Wednesday, August 14, 2019

The Consolation of Baseball

Whenever I have a bad day, I just watch this

I have mostly kept to my summer resolution to be politically engaged. Last night I showed up to a local planning meeting to support the building of a new apartment building, which is currently being fought by NIMBY contingent. This means that I have been willing to engage in the most mundane forms of political action. Hopefully this weekend I will have a chance to go to Bedminster and protest there again.

It's become more and more obvious that I need small consolations in life to recharge and keep me from despair. It's especially good if those consolations aren't beer and bourbon. Music has been my first, and a close second has been baseball.

My team, the Mets, has been surging after a typically dismal start. Last Friday I went to a game with a friend, and witnessed the most amazing contest I will likely ever see in a lifetime of going to the ballpark. The Mets came back from three runs down in the fourth, then fell three runs down again, only to win it in an insanely dramatic ninth inning.
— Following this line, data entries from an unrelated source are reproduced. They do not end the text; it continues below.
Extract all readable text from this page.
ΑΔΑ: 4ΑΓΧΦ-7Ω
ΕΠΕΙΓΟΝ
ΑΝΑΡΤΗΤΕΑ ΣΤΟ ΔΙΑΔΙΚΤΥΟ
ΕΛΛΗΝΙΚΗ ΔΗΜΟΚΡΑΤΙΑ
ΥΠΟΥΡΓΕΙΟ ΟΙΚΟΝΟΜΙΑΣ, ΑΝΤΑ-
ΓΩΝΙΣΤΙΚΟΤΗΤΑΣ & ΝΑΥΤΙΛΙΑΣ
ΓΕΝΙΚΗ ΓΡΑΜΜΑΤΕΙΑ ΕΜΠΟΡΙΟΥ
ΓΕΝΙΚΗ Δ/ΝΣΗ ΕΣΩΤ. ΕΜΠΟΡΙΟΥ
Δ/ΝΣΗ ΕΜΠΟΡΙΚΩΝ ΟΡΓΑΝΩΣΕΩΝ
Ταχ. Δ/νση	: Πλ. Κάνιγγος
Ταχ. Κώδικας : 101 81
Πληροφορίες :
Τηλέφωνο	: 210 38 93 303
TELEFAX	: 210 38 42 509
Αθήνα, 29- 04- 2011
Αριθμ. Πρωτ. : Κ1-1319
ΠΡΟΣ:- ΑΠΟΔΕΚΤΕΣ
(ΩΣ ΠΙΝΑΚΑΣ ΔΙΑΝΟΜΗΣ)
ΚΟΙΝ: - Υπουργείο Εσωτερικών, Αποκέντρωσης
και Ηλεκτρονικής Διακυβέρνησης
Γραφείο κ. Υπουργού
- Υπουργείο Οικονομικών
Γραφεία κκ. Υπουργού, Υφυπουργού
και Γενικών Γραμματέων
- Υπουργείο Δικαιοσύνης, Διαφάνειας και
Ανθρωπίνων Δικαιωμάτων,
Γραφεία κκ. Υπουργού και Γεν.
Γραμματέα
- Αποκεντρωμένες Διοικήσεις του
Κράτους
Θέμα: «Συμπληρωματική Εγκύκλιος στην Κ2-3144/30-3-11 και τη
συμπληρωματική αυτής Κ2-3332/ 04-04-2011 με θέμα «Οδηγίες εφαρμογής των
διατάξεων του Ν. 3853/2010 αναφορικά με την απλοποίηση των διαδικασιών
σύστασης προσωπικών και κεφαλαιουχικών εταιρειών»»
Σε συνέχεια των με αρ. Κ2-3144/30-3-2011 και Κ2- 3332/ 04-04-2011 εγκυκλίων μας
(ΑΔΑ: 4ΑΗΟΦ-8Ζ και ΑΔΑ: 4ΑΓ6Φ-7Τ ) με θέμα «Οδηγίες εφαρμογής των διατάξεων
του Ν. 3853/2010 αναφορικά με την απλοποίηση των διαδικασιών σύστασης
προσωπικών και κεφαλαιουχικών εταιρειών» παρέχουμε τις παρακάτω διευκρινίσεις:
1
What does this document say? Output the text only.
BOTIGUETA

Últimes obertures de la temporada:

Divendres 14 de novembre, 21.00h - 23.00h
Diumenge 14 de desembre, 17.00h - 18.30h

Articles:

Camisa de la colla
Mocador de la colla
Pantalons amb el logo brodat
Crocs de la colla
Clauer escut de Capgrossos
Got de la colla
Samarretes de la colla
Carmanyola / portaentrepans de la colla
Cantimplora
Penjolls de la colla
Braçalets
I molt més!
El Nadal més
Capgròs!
There was playoff-level intensity in the park, with fans standing for the third strike in the first inning. When Todd Frazier's three run homer brought the Mets even in the ninth I thought that stadium was going to collapse. If felt like the last three seasons of frustration and dashed hopes were being expelled from the souls of the fans.


As we walked out of the stadium on a high, my friend turned to me and said "Kind of makes you forget what a messed up country we live in right now, huh?" I was so happy that the reminder of the reality outside of the ballpark did not harsh my baseball buzz.

Even if the Mets were still as bad as they were at the start of the season baseball would be a consolation in these times. One of my seven year old daughters has thrown herself into the game. She likes to collect baseball cards, look over the standings, and sit and watch games with me. I switched the channel when I saw that there was a rain delay today, and she objected. "But Daddy, I WANT to watch the rain delay!" So instead we looked at YouTube videos of Mets moments past. This summer so many days have ended sitting on the couch with my daughter, watching baseball. In those moments I feel a sense of calm and happiness that seems so elusive these days.

Sitting there on the couch the familiar rhythms of game take over. The announcer's musical boilerplate at the end of an inning "No runs one hit no errors." The quiet poetry of a shortstop fielding a slow grounder and throwing to first. The sounds of the ballpark and the low murmur of voices punctuated by the cries of hot dog vendors. It's my version of ASMR.

The long shadow of baseball's past provides its own comfort. I went to a Yankees game with my father when my parents visited, since he had never been to Yankee Stadium. My dad does not follow baseball as a sport, but truly understands it as a game. We could sit together, discussing pitching motions and infield defensive shifts. That might sound boring to a lot of people, but for me it was absolute bliss.

Most comforting of all is baseball's dailiness. From April through October, it's there for me very day. Except for the two days after the All-Star Game, which always leave me in a down mood without my daily friend. Those days fall during the height of summer, and having a baseball fast when conditions are ideal for baseball feels like being a monk wearing a hairshirt. I guess it helps remind me of how much I cherish the game.

I'm planning on going to a game next Thursday, and I am looking forward to it. I heard a sportswriter once say that his mother liked going to church because it was the only way she could be in church, and that he felt the same way about the ballpark. The only way to be at the ballpark, where I feel transported the second I gaze on the green field after walking through the gates, is to be at the ballpark. For that reason I get the feeling that November is going to be especially hard this year.